His example works on a piece of C++ code from an open source project, and he filters for

  • if
  • else
  • for
  • while
  • do
  • switch
  • case
  • try
  • catch
which probably seems like a good list at first glance, but the function the very first flow control token in the example function is a label! And yeah, that means there is a goto further down.

Now, I almost never use goto, and when I do it's usually to jump to some clean-up or post-processing operation from nested scope. This one jumps beck outside a loop to do some re-initialization. Who knows if that is justified. Maybe it spares some extra nesting or multiple condition variables or something.

Whatever, I just think we ought to include goto and labels as part of the set "flow control" to filter on. And the same can be said for break, continue, and return.

Now maybe the author has a reason for the omission and just didn't tell us, and I'm guessing it makes little difference to the utility of the procedure, but I just had to get it off my chest. We now return you to your regularly scheduled life.


1 Thanks, Nathan!

<

2024-07-03

UPOL

We're on vacation this week. Out on the east coast to visit some of my wife relatives. And there is, of course, a rental vehicle involved. Now we take several short trips a year (to visit medical specialists, mostly), so we cycle through various rental options which is always nice in the sense of getting to know what kinds of mid-price car choices are out there but we usually only have them for a couple of days at a time. So we don't usually both trying to figure out the car's console.

But this time is different for a couple reason.

First because we're staying a bit over a week, and second because there is absolutely no place to prop a phone running nav where the driver can actually see it.

So we've got a phone synched to the thing and can display nav data. Yeah.

Unless, that is, you want to change the AC settings. Or mess with the audio. Or someone sends you a text. Or a myriad other things that might happen. Because the designers of this thing have moved very nearly everything that used to have a button or switch onto that single center panel and let each and every function take over the whole display whenever they are active.

I have christened it the Universal Panel Of Lose.

Now, it could be worse. I known some Tesla owners, and Muskmobile is trying to remove the stems from the steering column in favor of a cleaner look.

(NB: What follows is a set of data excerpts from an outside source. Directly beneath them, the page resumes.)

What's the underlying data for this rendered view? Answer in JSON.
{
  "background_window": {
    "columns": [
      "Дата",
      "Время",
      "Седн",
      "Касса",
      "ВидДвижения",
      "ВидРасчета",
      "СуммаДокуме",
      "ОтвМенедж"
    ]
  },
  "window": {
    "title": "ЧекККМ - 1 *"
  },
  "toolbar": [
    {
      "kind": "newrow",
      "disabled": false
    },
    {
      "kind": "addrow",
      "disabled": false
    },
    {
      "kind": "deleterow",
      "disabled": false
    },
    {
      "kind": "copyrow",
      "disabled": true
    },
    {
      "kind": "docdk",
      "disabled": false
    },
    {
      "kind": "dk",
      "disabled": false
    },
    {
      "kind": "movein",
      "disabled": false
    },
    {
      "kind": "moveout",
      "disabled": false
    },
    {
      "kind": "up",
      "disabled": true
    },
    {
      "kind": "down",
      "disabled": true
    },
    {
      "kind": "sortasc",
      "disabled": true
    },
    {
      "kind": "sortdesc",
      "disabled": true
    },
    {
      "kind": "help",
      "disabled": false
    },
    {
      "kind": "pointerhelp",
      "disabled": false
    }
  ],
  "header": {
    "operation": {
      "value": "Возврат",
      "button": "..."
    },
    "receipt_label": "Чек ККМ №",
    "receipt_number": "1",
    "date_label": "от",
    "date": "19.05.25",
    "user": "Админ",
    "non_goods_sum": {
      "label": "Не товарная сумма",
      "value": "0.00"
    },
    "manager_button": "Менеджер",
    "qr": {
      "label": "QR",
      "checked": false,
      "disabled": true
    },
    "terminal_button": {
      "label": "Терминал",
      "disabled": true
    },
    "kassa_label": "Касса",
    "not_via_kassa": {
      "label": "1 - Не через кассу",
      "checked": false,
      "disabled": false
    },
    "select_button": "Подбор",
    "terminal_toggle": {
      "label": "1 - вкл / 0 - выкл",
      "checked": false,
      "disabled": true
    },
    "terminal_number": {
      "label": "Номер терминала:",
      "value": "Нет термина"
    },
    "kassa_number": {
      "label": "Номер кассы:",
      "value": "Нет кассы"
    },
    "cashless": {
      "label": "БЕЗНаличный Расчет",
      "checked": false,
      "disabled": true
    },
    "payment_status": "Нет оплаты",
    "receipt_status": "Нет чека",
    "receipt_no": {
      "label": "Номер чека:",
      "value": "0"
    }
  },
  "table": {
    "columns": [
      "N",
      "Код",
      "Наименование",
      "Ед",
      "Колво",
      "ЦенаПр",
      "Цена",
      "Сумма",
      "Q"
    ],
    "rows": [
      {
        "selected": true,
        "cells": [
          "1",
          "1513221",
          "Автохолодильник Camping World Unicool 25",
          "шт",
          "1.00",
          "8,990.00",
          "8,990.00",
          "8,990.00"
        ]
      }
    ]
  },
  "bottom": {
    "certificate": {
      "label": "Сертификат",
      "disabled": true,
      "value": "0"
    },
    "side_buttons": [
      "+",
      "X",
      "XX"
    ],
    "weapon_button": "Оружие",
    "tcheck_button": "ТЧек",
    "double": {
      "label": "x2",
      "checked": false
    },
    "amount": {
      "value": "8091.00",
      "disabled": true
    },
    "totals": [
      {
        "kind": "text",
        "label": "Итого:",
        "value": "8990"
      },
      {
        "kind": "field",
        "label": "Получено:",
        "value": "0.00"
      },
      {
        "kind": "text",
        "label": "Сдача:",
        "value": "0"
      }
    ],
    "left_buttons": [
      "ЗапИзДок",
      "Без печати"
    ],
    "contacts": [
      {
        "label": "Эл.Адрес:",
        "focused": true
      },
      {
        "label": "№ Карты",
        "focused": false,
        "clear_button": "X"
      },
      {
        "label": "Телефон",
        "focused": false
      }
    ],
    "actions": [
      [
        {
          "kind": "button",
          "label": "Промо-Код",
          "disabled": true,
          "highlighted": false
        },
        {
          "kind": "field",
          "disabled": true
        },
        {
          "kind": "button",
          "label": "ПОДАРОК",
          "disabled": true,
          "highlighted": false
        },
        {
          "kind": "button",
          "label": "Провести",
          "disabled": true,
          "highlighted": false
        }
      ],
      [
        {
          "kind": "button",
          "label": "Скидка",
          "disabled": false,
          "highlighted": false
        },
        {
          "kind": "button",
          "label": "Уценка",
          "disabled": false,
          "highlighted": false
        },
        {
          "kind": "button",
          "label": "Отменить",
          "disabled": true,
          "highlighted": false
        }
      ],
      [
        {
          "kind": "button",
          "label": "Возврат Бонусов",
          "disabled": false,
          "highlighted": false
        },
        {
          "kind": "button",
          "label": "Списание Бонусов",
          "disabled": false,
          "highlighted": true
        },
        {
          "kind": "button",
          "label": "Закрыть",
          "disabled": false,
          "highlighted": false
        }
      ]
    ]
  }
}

And I'm not against manufactures trying to improve the user interface of cars. There is no reason to think that the layout we're used to is ideal. Not even for the central controls, but especially for the lots of little auxiliary things that have accreted over the decades. Even in my life time I've gotten to watch the interface for cruise control appears in a variety of clunky states and improve by little increments until now I see one of two pattern that each works pretty well. Good job, guys. Much appreciated.

But it is painfully clear that the testers of the UPOL (which I known has infested multiple major brands all up and down the price spectrum) never actually took it for a test drive on a route they didn't know. Never needed to use the nav even while they tried to communicate with the people they were suppose to be meeting at a new-to-them destination. Basically never really ate their own dog-food.